The state has an interest in promoting marriage whether by officially recognizing and honoring it or by facilitating it with tax advantages. The state's interest is in strengthening that social arrangement that brings people into the world and then forms them morally into emotionally stable, law abiding, neighbor blessing, productive members of society who in turn become capable of forming future families.

Yes, the nagging fact about natural sexual relations is that they produce children. It is chiefly this that draws the state into the recognition and regulation of marriage. It is responsible for protecting people, especially the most vulnerable, like children, and thus it oversees the marriages that produce and nurture them. The state has no interest in granting special advantages to certain people simply on the basis of how and with whom the practice sexual intimacy.

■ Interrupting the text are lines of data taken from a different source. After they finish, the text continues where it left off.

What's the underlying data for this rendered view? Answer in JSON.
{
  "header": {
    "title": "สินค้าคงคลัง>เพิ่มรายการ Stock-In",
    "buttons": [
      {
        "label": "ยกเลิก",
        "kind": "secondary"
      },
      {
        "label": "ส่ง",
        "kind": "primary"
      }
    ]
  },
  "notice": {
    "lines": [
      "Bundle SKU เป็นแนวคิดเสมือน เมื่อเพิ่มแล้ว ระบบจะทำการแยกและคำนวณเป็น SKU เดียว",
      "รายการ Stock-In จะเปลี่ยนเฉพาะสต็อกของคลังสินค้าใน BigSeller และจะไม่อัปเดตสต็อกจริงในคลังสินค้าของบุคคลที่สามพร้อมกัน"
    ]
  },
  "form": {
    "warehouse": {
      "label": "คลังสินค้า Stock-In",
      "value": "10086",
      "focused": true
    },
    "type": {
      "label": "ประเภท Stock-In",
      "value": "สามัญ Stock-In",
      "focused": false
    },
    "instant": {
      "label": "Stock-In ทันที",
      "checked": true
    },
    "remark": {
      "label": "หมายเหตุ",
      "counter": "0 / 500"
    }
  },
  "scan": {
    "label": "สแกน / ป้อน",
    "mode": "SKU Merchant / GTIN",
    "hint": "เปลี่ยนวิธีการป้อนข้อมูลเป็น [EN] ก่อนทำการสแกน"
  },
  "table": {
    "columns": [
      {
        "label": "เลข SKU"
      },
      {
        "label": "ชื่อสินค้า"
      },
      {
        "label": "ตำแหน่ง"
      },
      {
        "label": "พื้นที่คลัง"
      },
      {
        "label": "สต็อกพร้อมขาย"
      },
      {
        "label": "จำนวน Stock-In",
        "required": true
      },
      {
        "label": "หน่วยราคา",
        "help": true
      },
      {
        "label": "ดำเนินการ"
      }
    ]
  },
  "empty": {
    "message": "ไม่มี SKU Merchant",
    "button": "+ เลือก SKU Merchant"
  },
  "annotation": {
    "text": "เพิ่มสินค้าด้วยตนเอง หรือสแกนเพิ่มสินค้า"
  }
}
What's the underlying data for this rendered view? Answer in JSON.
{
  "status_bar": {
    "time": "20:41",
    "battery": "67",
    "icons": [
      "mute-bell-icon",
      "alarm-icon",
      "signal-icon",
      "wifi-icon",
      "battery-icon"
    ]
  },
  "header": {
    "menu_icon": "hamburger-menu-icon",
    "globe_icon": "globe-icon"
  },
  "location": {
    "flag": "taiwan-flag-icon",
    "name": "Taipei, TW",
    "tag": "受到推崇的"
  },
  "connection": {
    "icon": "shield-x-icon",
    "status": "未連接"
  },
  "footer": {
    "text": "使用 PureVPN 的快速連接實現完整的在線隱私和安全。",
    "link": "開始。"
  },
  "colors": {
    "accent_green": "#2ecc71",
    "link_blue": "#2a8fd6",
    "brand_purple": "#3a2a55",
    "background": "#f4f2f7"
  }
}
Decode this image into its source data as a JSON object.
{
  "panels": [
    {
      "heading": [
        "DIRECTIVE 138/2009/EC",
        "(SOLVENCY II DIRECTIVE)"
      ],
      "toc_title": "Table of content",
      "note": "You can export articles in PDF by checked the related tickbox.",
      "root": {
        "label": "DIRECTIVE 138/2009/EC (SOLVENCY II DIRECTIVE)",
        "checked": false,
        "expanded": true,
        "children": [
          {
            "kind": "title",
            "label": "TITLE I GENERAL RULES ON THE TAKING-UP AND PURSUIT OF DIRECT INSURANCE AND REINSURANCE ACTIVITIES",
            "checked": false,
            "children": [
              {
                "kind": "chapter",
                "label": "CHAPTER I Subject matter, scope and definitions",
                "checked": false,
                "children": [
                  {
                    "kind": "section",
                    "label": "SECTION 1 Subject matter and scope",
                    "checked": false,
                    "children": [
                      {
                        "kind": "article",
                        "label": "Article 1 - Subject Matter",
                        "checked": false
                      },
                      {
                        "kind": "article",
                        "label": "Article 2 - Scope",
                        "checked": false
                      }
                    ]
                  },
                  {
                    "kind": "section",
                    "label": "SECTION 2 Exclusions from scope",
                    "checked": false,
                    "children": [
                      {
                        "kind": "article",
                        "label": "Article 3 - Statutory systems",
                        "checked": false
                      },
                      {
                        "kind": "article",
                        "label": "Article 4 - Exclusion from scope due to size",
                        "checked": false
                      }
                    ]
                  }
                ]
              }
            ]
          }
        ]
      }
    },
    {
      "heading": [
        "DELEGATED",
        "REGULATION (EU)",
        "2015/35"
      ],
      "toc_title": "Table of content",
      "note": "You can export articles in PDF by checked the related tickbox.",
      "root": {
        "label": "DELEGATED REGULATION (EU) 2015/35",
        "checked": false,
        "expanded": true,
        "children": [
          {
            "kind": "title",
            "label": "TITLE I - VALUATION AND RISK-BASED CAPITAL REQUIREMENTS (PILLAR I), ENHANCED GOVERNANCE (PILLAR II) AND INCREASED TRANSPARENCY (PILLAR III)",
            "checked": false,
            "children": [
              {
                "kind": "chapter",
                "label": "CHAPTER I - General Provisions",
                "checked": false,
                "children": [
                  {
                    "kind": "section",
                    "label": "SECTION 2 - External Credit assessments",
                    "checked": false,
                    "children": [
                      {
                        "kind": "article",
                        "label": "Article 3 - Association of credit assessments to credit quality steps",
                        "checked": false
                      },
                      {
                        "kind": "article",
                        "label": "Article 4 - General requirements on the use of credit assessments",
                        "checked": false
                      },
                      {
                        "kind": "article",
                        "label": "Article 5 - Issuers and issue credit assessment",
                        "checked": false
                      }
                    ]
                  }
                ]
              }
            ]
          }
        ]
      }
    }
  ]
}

Furthermore, the study points out that "the disestablishment of marriage would support a troubling and already all too common perception that marriage may be a nice ceremony but is no longer a key social institution."

Lastly, the report argues that "outside of marriage, the state is necessarily drawn into greater and more intrusive regulation of family life." It is because of the natural bonds and family ties of marriage that the state leaves so much discretion in child rearing to parents. Expect that to change under disestablishment.

Tactically, it's also a dead end. Now that homosexuals in New York have access to the social legitimacy of marriage they will cling to it tenaciously. It will also serve as a useful legal base from which to promote their way of life in public schools, force institutions across society to affirm the moral legitimacy of their sexual activity, and punish those who hold traditional views. If Christians and moral traditionalists cannot win the battle for true marriage, they have no reason to think a battle for marriage disestablishment will be any more successful. If you can't win one debate, what makes you think you can win the other?